O Batalhão de Polícia do Exército (BPE) comunicou nesta segunda-feira (6) ao ministro Alexandre de Moraes, do Supremo Tribunal Federal (STF), a entrega das armas registradas em nome do ex-presidente Jair Bolsonaro à Polícia Federal (PF). Contudo, o batalhão informou que duas das oito armas não foram entregues, pois não estavam sob sua custódia. Essa ação decorre de uma determinação judicial após a renovação da prisão domiciliar concedida ao ex-presidente.
A medida de entrega das armas foi imposta pelo ministro Moraes logo após a prorrogação da prisão domiciliar do ex-presidente, que se recupera de problemas de saúde.
A defesa de Bolsonaro havia afirmado anteriormente que a totalidade do armamento do ex-presidente estava sob a guarda das instalações do Exército.
Na sexta-feira anterior (3), o ministro Alexandre de Moraes já havia emitido uma decisão suspendendo o porte de arma de Bolsonaro e ordenando a apreensão de todos os equipamentos registrados em seu nome.
Esta determinação foi motivada pela repercussão gerada após a apreensão de uma arma com um dos seguranças particulares do ex-presidente.

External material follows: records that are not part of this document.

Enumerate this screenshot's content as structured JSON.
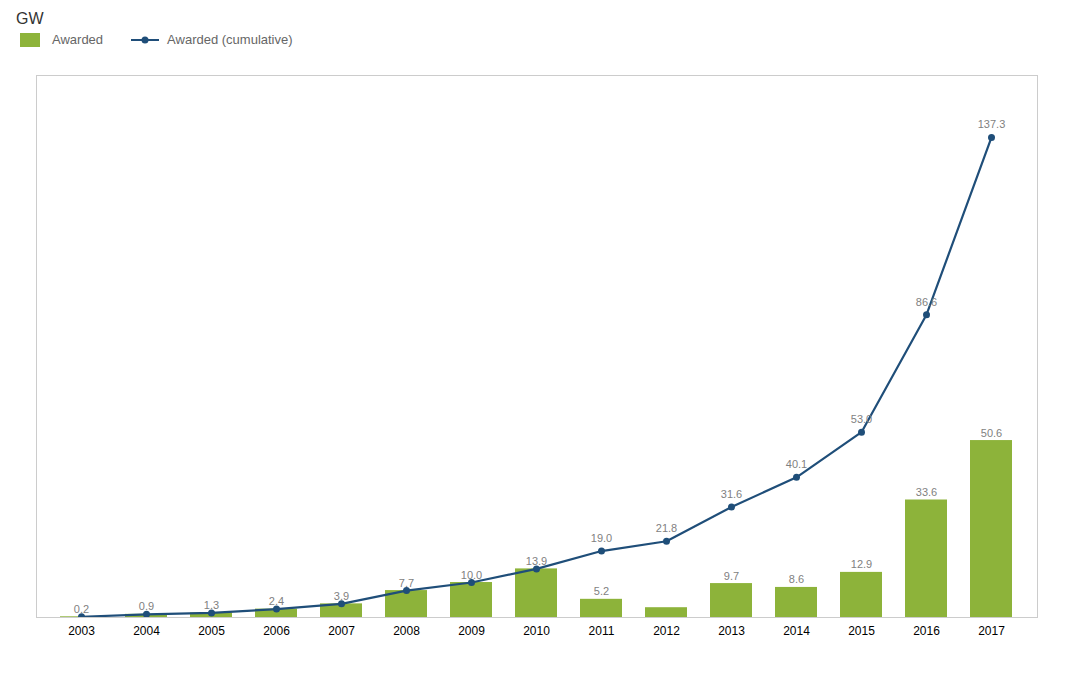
{
  "chart_data": {
    "type": "bar",
    "ylabel": "GW",
    "categories": [
      "2003",
      "2004",
      "2005",
      "2006",
      "2007",
      "2008",
      "2009",
      "2010",
      "2011",
      "2012",
      "2013",
      "2014",
      "2015",
      "2016",
      "2017"
    ],
    "series": [
      {
        "name": "Awarded",
        "type": "bar",
        "color": "#8db33a",
        "values": [
          0.2,
          0.9,
          1.3,
          2.4,
          3.9,
          7.7,
          10.0,
          13.9,
          5.2,
          2.8,
          9.7,
          8.6,
          12.9,
          33.6,
          50.6
        ],
        "value_labels": [
          "0.2",
          "0.9",
          "1.3",
          "2.4",
          "3.9",
          "7.7",
          "10.0",
          "13.9",
          "5.2",
          null,
          "9.7",
          "8.6",
          "12.9",
          "33.6",
          "50.6"
        ]
      },
      {
        "name": "Awarded (cumulative)",
        "type": "line",
        "color": "#1f4e79",
        "marker": "circle",
        "values": [
          0.2,
          0.9,
          1.3,
          2.4,
          3.9,
          7.7,
          10.0,
          13.9,
          19.0,
          21.8,
          31.6,
          40.1,
          53.0,
          86.6,
          137.3
        ],
        "value_labels": [
          null,
          null,
          null,
          null,
          null,
          null,
          null,
          null,
          "19.0",
          "21.8",
          "31.6",
          "40.1",
          "53.0",
          "86.6",
          "137.3"
        ]
      }
    ],
    "ylim": [
      0,
      155
    ],
    "tick_labels": "x",
    "data_labels": true,
    "legend": "upper left",
    "grid": false
  }
}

Embora a Polícia Civil do Distrito Federal não tenha indiciado o ex-presidente e tenha declarado que as armas estavam legalizadas, o ministro Moraes considerou que a posse de armamentos não se alinha com o cumprimento de uma pena de prisão.
Contexto da prisão domiciliar de Bolsonaro
No ano passado, Jair Bolsonaro foi condenado a 27 anos e três meses de prisão em decorrência do processo relacionado à suposta trama golpista. Após uma intervenção cirúrgica, ele obteve o direito de cumprir prisão domiciliar temporária.
Atualmente, o ex-presidente segue em recuperação de um quadro de pneumonia bacteriana.